Similarly, Sanskrit tols (institutes) will be converted into centres of learning and research in Indian culture and civilisation. The transition will be completed in six months.

Published: 08th November 2020 05:00 AM  |   Last Updated: 07th November 2020 03:34 PM   |  A+A-

For representational purposes

Assam is the first state in independent India wherein state-run madrasas (over 600 in number) will cease to receive Rs 260 crore annually and become regular high schools under the Secondary Education Board. Similarly, Sanskrit tols (institutes) will be converted into centres of learning and research in Indian culture and civilisation. The transition will be completed in six months.

Madrasas that do not receive government subsidies or opt out of this dispensation will function as before. Justifying this transformational decision, Himanta Biswa Sarma, state education minister, pointed out that in a secular democracy, public money could not be squandered on teaching holy texts such as the Koran, Gita, Bible and Granth Sahib, or imparting religious beliefs and practices. Hopefully, these schools will no longer be called madrasas, helping the students step out of their educational exclusiveness. 

In a country where secularism is a scam, this decision would appear blatantly communal. Since 1947, almost all political parties have been wooing Muslims for votes to win elections and to that end, investing huge amount of public money in their welfare in a wholly discriminatory manner. This situation is unlikely to change. But what distresses most is when states fund madrasas that indoctrinate students at an impressionable age in spiritual obscurantism and imbibing a unidimensional vision of their role and responsibility in a democracy.

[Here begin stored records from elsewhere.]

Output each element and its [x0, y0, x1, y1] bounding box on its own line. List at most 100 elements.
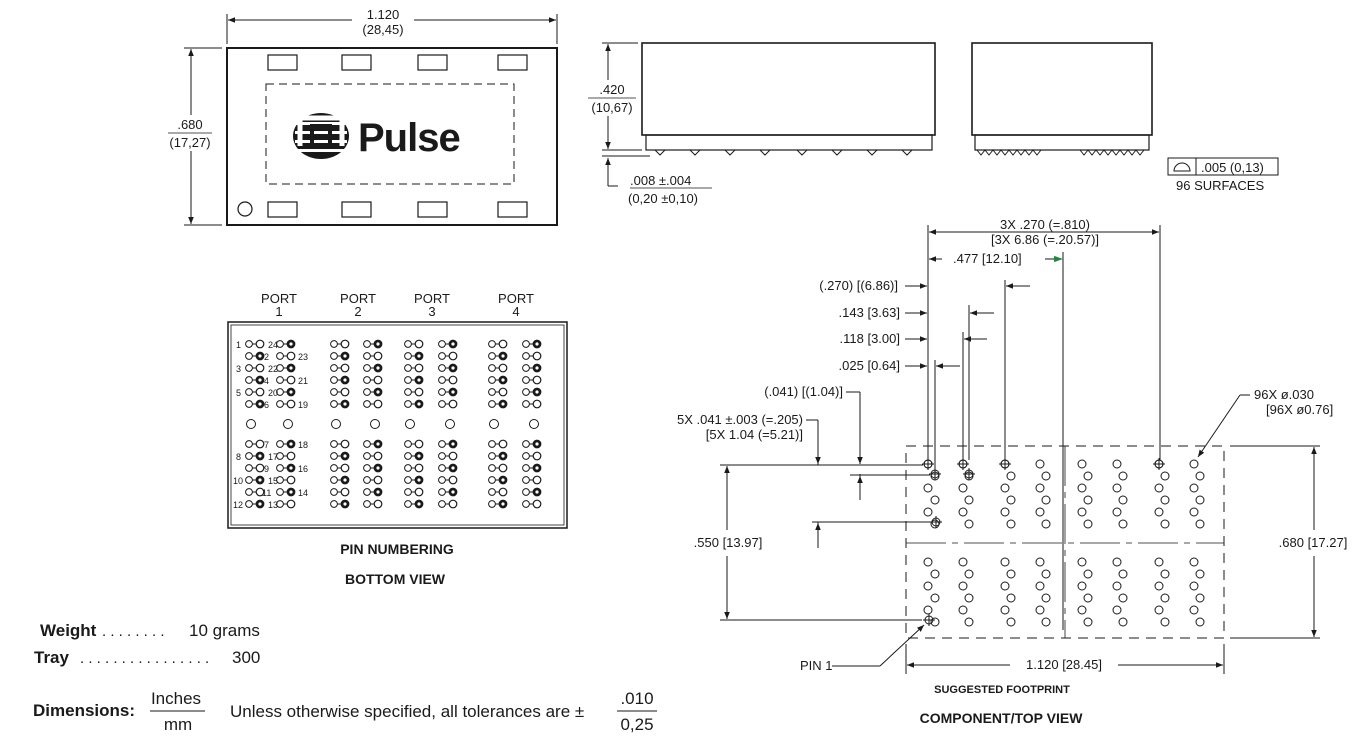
- footprint-pad: [1195, 495, 1205, 505]
- footprint-pad: [1118, 569, 1128, 579]
- pin-pad-center: [289, 466, 293, 470]
- profile-surface-icon: [1173, 162, 1191, 172]
- footprint-pad: [1083, 519, 1093, 529]
- footprint-pad: [1035, 557, 1045, 567]
- pin-pad-center: [258, 354, 262, 358]
- pin-label: 21: [298, 376, 308, 386]
- pin-pad: [498, 339, 508, 349]
- pin-hole: [404, 400, 412, 408]
- footprint-pad: [1189, 605, 1199, 615]
- footprint-pad: [1041, 569, 1051, 579]
- pin-hole: [363, 388, 371, 396]
- footprint-pad: [964, 519, 974, 529]
- pin-pad: [373, 475, 383, 485]
- standoff-in: .008 ±.004: [630, 173, 691, 188]
- footprint-pad: [1160, 569, 1170, 579]
- alignment-hole: [405, 419, 415, 429]
- pin-pad: [448, 451, 458, 461]
- pin-pad-center: [501, 454, 505, 458]
- footprint-pad: [1118, 519, 1128, 529]
- footprint-pad: [930, 569, 940, 579]
- tolerance-mm: 0,25: [620, 715, 653, 734]
- pin-pad-center: [343, 454, 347, 458]
- surfaces-label: 96 SURFACES: [1176, 178, 1264, 193]
- pin-number-labels: 1 24 2 23 3 22 4 21 5 20 6 19 7 18 8 17 …: [233, 340, 308, 510]
- bottom-view-caption: BOTTOM VIEW: [345, 571, 446, 587]
- pin-pad: [286, 351, 296, 361]
- alignment-hole: [331, 419, 341, 429]
- weight-label: Weight: [40, 621, 97, 640]
- standoff-mm: (0,20 ±0,10): [628, 191, 698, 206]
- component-top-view-caption: COMPONENT/TOP VIEW: [920, 710, 1084, 726]
- pin-hole: [276, 376, 284, 384]
- footprint-pad: [1077, 581, 1087, 591]
- pin-pad-center: [451, 390, 455, 394]
- footprint-pad: [958, 581, 968, 591]
- pin-hole: [363, 400, 371, 408]
- pin-label: 6: [264, 400, 269, 410]
- pin-pad: [373, 351, 383, 361]
- top-view-pads: [267, 54, 528, 218]
- footprint-pad: [1189, 557, 1199, 567]
- footprint-pad: [1041, 495, 1051, 505]
- pin-hole: [522, 400, 530, 408]
- pin-hole: [363, 464, 371, 472]
- footprint-pad: [1195, 519, 1205, 529]
- pin-hole: [522, 340, 530, 348]
- pin-numbering-caption: PIN NUMBERING: [340, 541, 454, 557]
- pin-hole: [438, 400, 446, 408]
- pin-label: 17: [268, 452, 278, 462]
- footprint-pad: [1154, 483, 1164, 493]
- pin-pad-center: [343, 478, 347, 482]
- pin-hole: [404, 388, 412, 396]
- pin-hole: [363, 440, 371, 448]
- pin-pad: [286, 499, 296, 509]
- pin-pad-center: [501, 402, 505, 406]
- pin-label: 19: [298, 400, 308, 410]
- pin-label: 7: [264, 440, 269, 450]
- pin-pad-center: [535, 342, 539, 346]
- pin-pad-center: [376, 466, 380, 470]
- pin-hole: [522, 352, 530, 360]
- pulse-logo-icon: [293, 113, 349, 159]
- footprint-pad: [1112, 605, 1122, 615]
- pin-hole: [438, 452, 446, 460]
- pin-hole: [245, 364, 253, 372]
- pin-pad: [286, 451, 296, 461]
- pin-pad: [498, 363, 508, 373]
- pin-hole: [276, 488, 284, 496]
- footprint-pad: [1195, 471, 1205, 481]
- pin-label: 23: [298, 352, 308, 362]
- pin-pad: [532, 451, 542, 461]
- dim-680: .680 [17.27]: [1279, 535, 1348, 550]
- pin-label: 16: [298, 464, 308, 474]
- pin-hole: [438, 340, 446, 348]
- pin-pad: [532, 399, 542, 409]
- bottom-view-outline: [227, 321, 568, 529]
- pin-pad-center: [343, 378, 347, 382]
- footprint-pad: [1112, 581, 1122, 591]
- footprint-pad: [964, 569, 974, 579]
- pin-pad-center: [535, 490, 539, 494]
- pin-pad: [340, 363, 350, 373]
- dim-96x-line2: [96X ø0.76]: [1266, 402, 1333, 417]
- pin-pad-center: [258, 478, 262, 482]
- pin-hole: [245, 376, 253, 384]
- pin-hole: [245, 388, 253, 396]
- bottom-view-pins: [245, 339, 542, 509]
- pin-hole: [330, 340, 338, 348]
- pin-hole: [522, 376, 530, 384]
- pin-pad-center: [535, 366, 539, 370]
- pin-pad-center: [417, 402, 421, 406]
- port-2-line1: PORT: [340, 291, 376, 306]
- pin-pad: [373, 375, 383, 385]
- pin-pad: [255, 363, 265, 373]
- footprint-pad: [923, 507, 933, 517]
- top-view: Pulse 1.120 (28,45) .680 (17,27): [163, 6, 558, 226]
- pin-hole: [488, 500, 496, 508]
- pin-hole: [245, 440, 253, 448]
- pin-hole: [276, 400, 284, 408]
- footprint-pad: [1160, 495, 1170, 505]
- footprint-pad: [1112, 507, 1122, 517]
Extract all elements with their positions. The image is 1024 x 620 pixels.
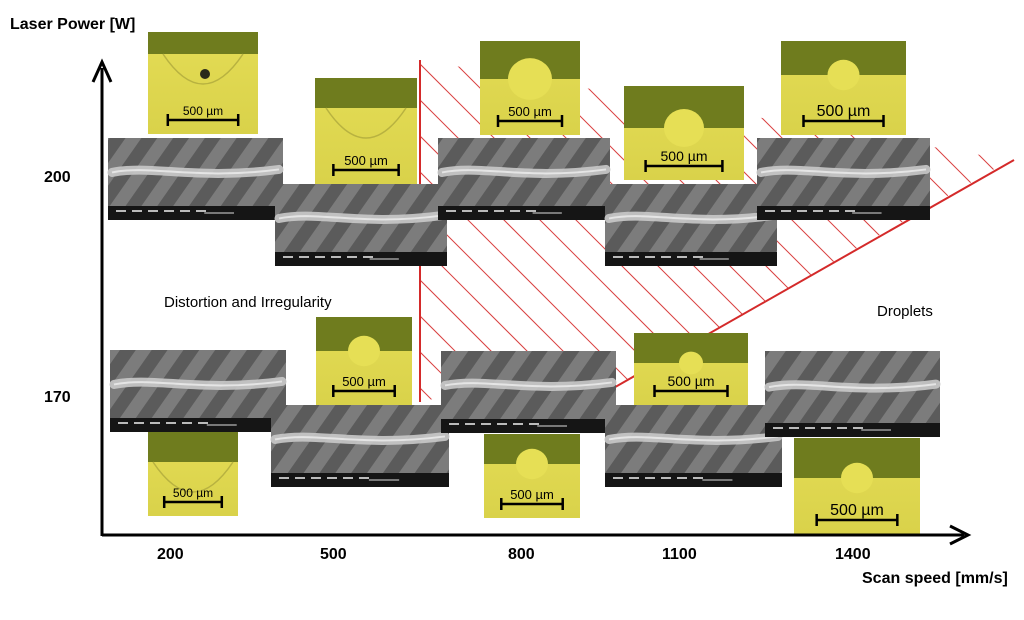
scale-bar-label: 500 µm xyxy=(342,374,386,389)
sem-200w-500mms xyxy=(274,184,448,266)
region-label-droplets: Droplets xyxy=(877,303,933,320)
x-tick-1100: 1100 xyxy=(662,546,697,563)
sem-170w-500mms xyxy=(270,405,450,487)
section-200w-800mms: 500 µm xyxy=(480,41,580,135)
y-tick-170: 170 xyxy=(44,389,71,406)
section-170w-800mms: 500 µm xyxy=(484,434,580,518)
x-tick-500: 500 xyxy=(320,546,347,563)
x-axis-title: Scan speed [mm/s] xyxy=(862,570,1008,587)
sem-200w-200mms xyxy=(107,138,284,220)
sem-170w-800mms xyxy=(440,351,617,433)
sem-170w-1400mms xyxy=(764,351,941,437)
y-axis-title: Laser Power [W] xyxy=(10,16,136,33)
section-170w-1100mms: 500 µm xyxy=(634,333,748,405)
scale-bar-label: 500 µm xyxy=(508,104,552,119)
section-200w-200mms: 500 µm xyxy=(148,32,258,134)
section-170w-500mms: 500 µm xyxy=(316,317,412,405)
scale-bar-label: 500 µm xyxy=(510,487,554,502)
sem-170w-1100mms xyxy=(604,405,783,487)
sem-200w-800mms xyxy=(437,138,611,220)
scale-bar-label: 500 µm xyxy=(661,148,708,164)
y-tick-200: 200 xyxy=(44,169,71,186)
y-axis xyxy=(91,58,113,536)
scale-bar-label: 500 µm xyxy=(173,486,213,500)
scale-bar-label: 500 µm xyxy=(344,153,388,168)
section-200w-1400mms: 500 µm xyxy=(781,41,906,135)
x-axis xyxy=(102,524,972,546)
section-200w-1100mms: 500 µm xyxy=(624,86,744,180)
sem-200w-1400mms xyxy=(756,138,931,220)
x-tick-800: 800 xyxy=(508,546,535,563)
x-tick-200: 200 xyxy=(157,546,184,563)
sem-200w-1100mms xyxy=(604,184,778,266)
section-170w-1400mms: 500 µm xyxy=(794,438,920,534)
x-tick-1400: 1400 xyxy=(835,546,871,563)
scale-bar-label: 500 µm xyxy=(830,502,884,519)
section-170w-200mms: 500 µm xyxy=(148,432,238,516)
scale-bar-label: 500 µm xyxy=(817,103,871,120)
section-200w-500mms: 500 µm xyxy=(315,78,417,184)
scale-bar-label: 500 µm xyxy=(668,373,715,389)
region-label-distortion: Distortion and Irregularity xyxy=(164,294,332,311)
sem-170w-200mms xyxy=(109,350,287,432)
scale-bar-label: 500 µm xyxy=(183,104,223,118)
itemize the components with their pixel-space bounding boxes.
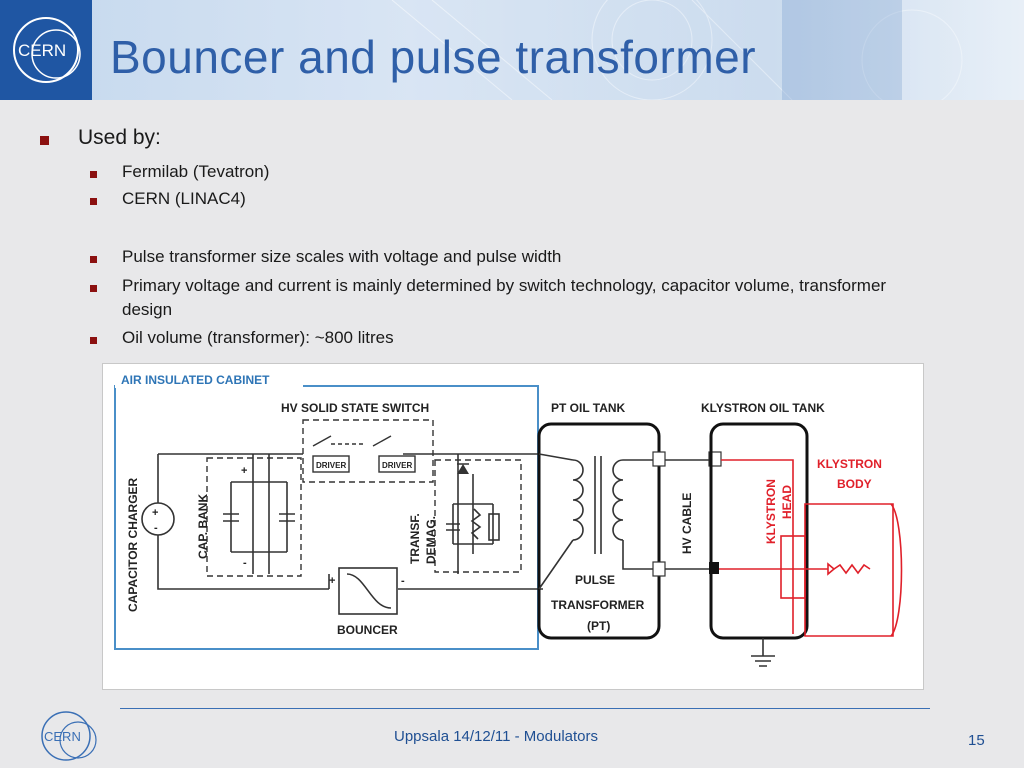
- klystron-oil-tank: [709, 422, 809, 640]
- bullet-used-by: Used by:: [78, 126, 161, 149]
- pt-oil-tank: [537, 422, 661, 640]
- svg-text:CERN: CERN: [44, 729, 81, 744]
- cap-bank-label: CAP. BANK: [196, 494, 210, 559]
- air-cabinet-label-bg: [115, 370, 303, 388]
- slide-title: Bouncer and pulse transformer: [110, 31, 757, 83]
- klystron-tank-label: KLYSTRON OIL TANK: [701, 401, 825, 415]
- circuit-diagram-svg: AIR INSULATED CABINET: [114, 370, 903, 667]
- switch-box: [302, 419, 434, 483]
- driver-label-1: DRIVER: [316, 461, 346, 470]
- circuit-diagram: AIR INSULATED CABINET: [102, 363, 924, 690]
- air-cabinet-label: AIR INSULATED CABINET: [121, 373, 270, 387]
- transf-label: TRANSF.: [408, 513, 422, 564]
- demag-box: [434, 459, 522, 573]
- pt-tank-label: PT OIL TANK: [551, 401, 626, 415]
- footer-text: Uppsala 14/12/11 - Modulators: [394, 728, 599, 745]
- switch-label: HV SOLID STATE SWITCH: [281, 401, 429, 415]
- charger-symbol: [141, 502, 175, 536]
- klystron-body-label-1: KLYSTRON: [817, 457, 882, 471]
- driver-label-2: DRIVER: [382, 461, 412, 470]
- demag-label: DEMAG.: [424, 516, 438, 564]
- charger-label: CAPACITOR CHARGER: [126, 477, 140, 612]
- bullet-oil-volume: Oil volume (transformer): ~800 litres: [122, 328, 394, 347]
- bullet-primary-voltage: Primary voltage and current is mainly de…: [122, 276, 887, 319]
- hv-cable-label: HV CABLE: [680, 493, 694, 554]
- bullet-marker: [90, 256, 97, 263]
- svg-text:CERN: CERN: [18, 41, 66, 60]
- air-cabinet-box: [114, 385, 539, 650]
- bullet-marker: [40, 136, 49, 145]
- cap-bank-minus: -: [243, 557, 247, 569]
- pulse-label: PULSE: [575, 573, 615, 587]
- footer-divider: [120, 708, 930, 709]
- cern-logo-icon: CERN: [13, 17, 81, 83]
- header-banner: CERN Bouncer and pulse transformer: [0, 0, 1024, 100]
- banner-background-graphic: [92, 0, 1024, 100]
- cap-bank-box: [206, 457, 302, 577]
- klystron-head-label-2: HEAD: [780, 485, 794, 519]
- charger-plus: +: [152, 507, 158, 519]
- bullet-marker: [90, 337, 97, 344]
- transformer-label: TRANSFORMER: [551, 598, 645, 612]
- klystron-body-label-2: BODY: [837, 477, 872, 491]
- bullet-marker: [90, 171, 97, 178]
- bullet-cern: CERN (LINAC4): [122, 189, 246, 208]
- bouncer-minus: -: [401, 575, 405, 587]
- bullet-pulse-transformer-size: Pulse transformer size scales with volta…: [122, 247, 562, 266]
- klystron-head-label-1: KLYSTRON: [764, 479, 778, 544]
- bouncer-label: BOUNCER: [337, 623, 398, 637]
- bullet-fermilab: Fermilab (Tevatron): [122, 162, 270, 181]
- bullet-marker: [90, 285, 97, 292]
- pt-label: (PT): [587, 619, 610, 633]
- footer-cern-logo-icon: CERN: [41, 711, 97, 761]
- bouncer-plus: +: [329, 575, 335, 587]
- page-number: 15: [968, 732, 985, 749]
- cern-logo-box: CERN: [0, 0, 92, 100]
- bullet-marker: [90, 198, 97, 205]
- charger-minus: -: [154, 522, 158, 534]
- cap-bank-plus: +: [241, 465, 247, 477]
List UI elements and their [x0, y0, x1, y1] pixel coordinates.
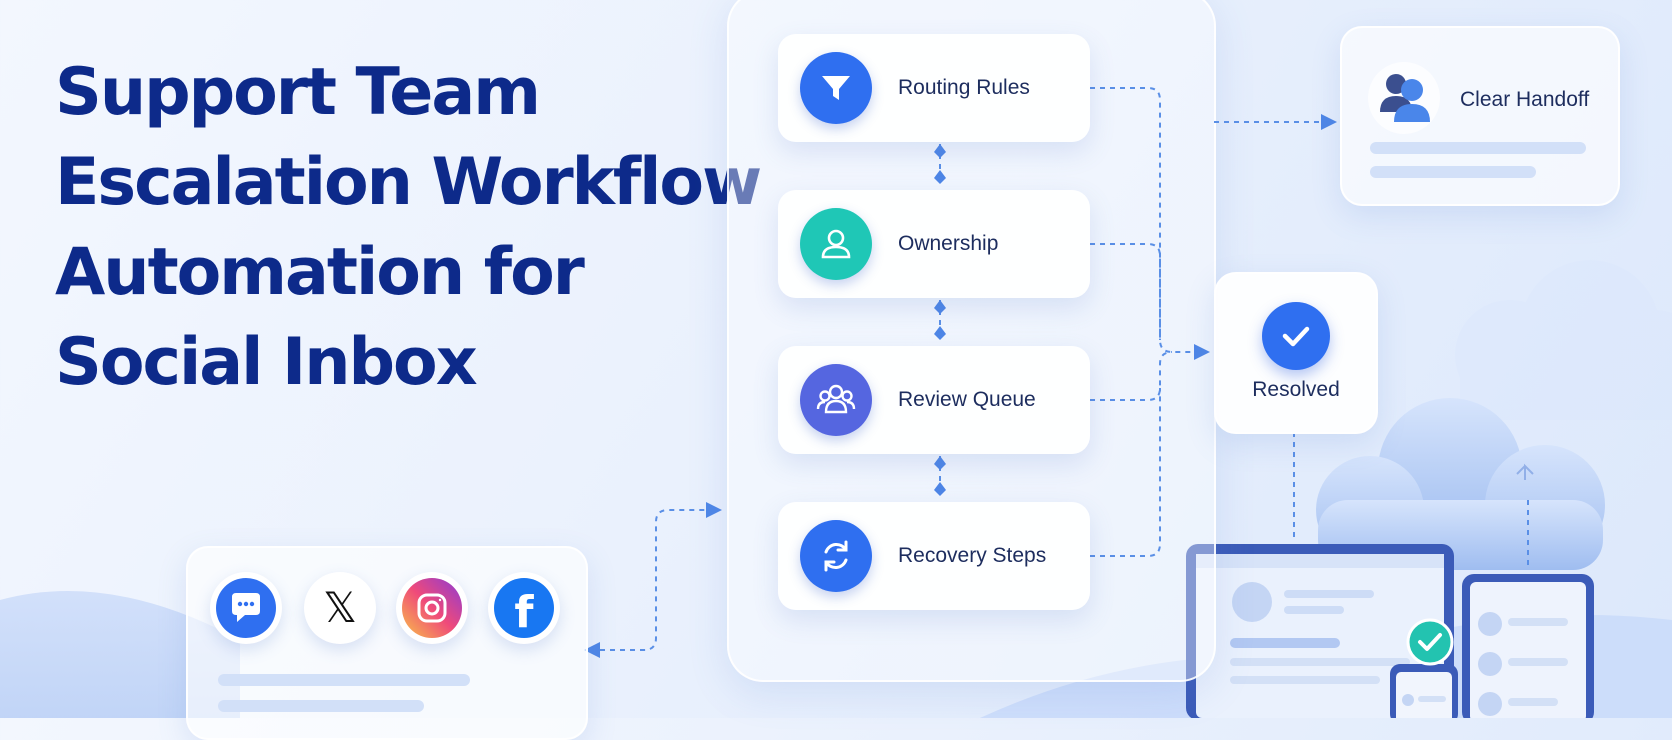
title-line-1: Support Team — [55, 55, 541, 130]
page-title: Support Team Escalation Workflow Automat… — [55, 48, 762, 408]
resolved-label: Resolved — [1252, 378, 1340, 401]
chat-icon[interactable] — [210, 572, 282, 644]
instagram-icon[interactable] — [396, 572, 468, 644]
step-label: Recovery Steps — [898, 544, 1047, 567]
title-line-3: Automation for — [55, 235, 585, 310]
step-recovery-steps[interactable]: Recovery Steps — [778, 502, 1090, 610]
step-label: Review Queue — [898, 388, 1036, 411]
title-line-2: Escalation Workflow — [55, 145, 762, 220]
step-routing-rules[interactable]: Routing Rules — [778, 34, 1090, 142]
resolved-card[interactable]: Resolved — [1214, 272, 1378, 434]
users-icon — [1368, 62, 1440, 134]
title-line-4: Social Inbox — [55, 325, 478, 400]
handoff-card[interactable]: Clear Handoff — [1340, 26, 1620, 206]
facebook-icon[interactable]: f — [488, 572, 560, 644]
placeholder-bar — [218, 674, 470, 686]
cloud-illustration — [1316, 398, 1605, 570]
tablet-illustration — [1462, 574, 1594, 718]
step-label: Routing Rules — [898, 76, 1030, 99]
social-channels-card: 𝕏 f — [186, 546, 588, 740]
step-review-queue[interactable]: Review Queue — [778, 346, 1090, 454]
device-check-icon — [1406, 618, 1454, 666]
phone-illustration — [1390, 664, 1458, 718]
step-label: Ownership — [898, 232, 999, 255]
user-icon — [800, 208, 872, 280]
step-ownership[interactable]: Ownership — [778, 190, 1090, 298]
handoff-label: Clear Handoff — [1460, 88, 1590, 111]
placeholder-bar — [1370, 166, 1536, 178]
group-icon — [800, 364, 872, 436]
background-decoration — [0, 260, 1672, 718]
x-icon[interactable]: 𝕏 — [304, 572, 376, 644]
placeholder-bar — [218, 700, 424, 712]
refresh-icon — [800, 520, 872, 592]
connector-lines — [584, 87, 1529, 658]
check-icon — [1262, 302, 1330, 370]
funnel-icon — [800, 52, 872, 124]
placeholder-bar — [1370, 142, 1586, 154]
laptop-illustration — [1186, 544, 1454, 718]
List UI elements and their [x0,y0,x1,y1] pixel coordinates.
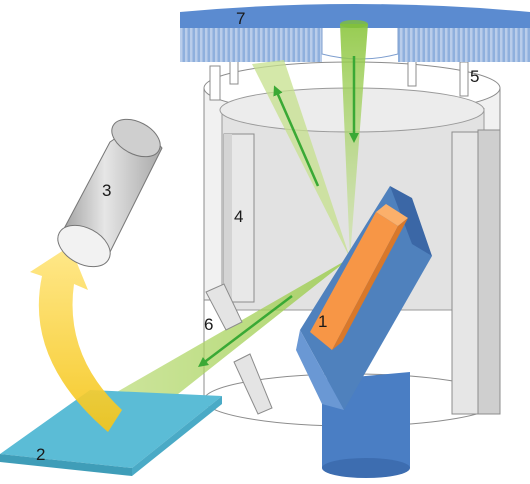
detector-panel-right [451,129,501,415]
label-screen: 2 [36,445,45,464]
label-pole-piece: 7 [236,9,245,28]
label-camera: 3 [102,181,111,200]
label-detector-5: 5 [470,67,479,86]
label-sample: 1 [318,312,327,331]
aperture-6 [205,283,273,415]
light-arrow [30,246,122,432]
beam-arrows [198,56,359,368]
label-aperture: 6 [204,315,213,334]
label-detector-4: 4 [234,207,243,226]
sample-1 [310,204,408,350]
detector-4 [223,133,255,303]
sample-holder [296,186,432,478]
phosphor-screen [0,390,222,476]
camera-3 [57,118,163,268]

As a result, madrasas have become educational ghettoes churning out minds unfit to contribute to the society in the field of medicine, science, technology, humanities, etc. The central and state governments want to modernise education in madrasas, but lack courage and sincerity to follow Assam’s example. In a clever move, they have devised a mechanism that appeases Muslim clergy and also promises to provide progressive education.

The leading culprit is government of India which pays Rs 1,138 crore annually to teach science and social studies, apart from Koran and Arabic in madrasas across the country. Uttar Pradesh pays salary to 27,000 madrasa teachers, while Maharashtra plans to raise the current subsidy to Rs 20 crore in next two years. Rajasthan not only pays salary to madrasa teachers but has also also allocated Rs 7 crore for their infrastructure development. Karnataka spends Rs 50 crore on modernising education of its madrasas. 

Kerala is one step ahead. It gives salary, pension, interest-free housing loans and other financial aids to madrasa teachers. West Bengal has earmarked over Rs 4,000 crore for development of madrasas, a jump of 335  times since the days of the Communists. Thankfully, Assam has decided not to barter modern education of madrasa students for votes but help them develop a broader and more inclusive outlook at the school level.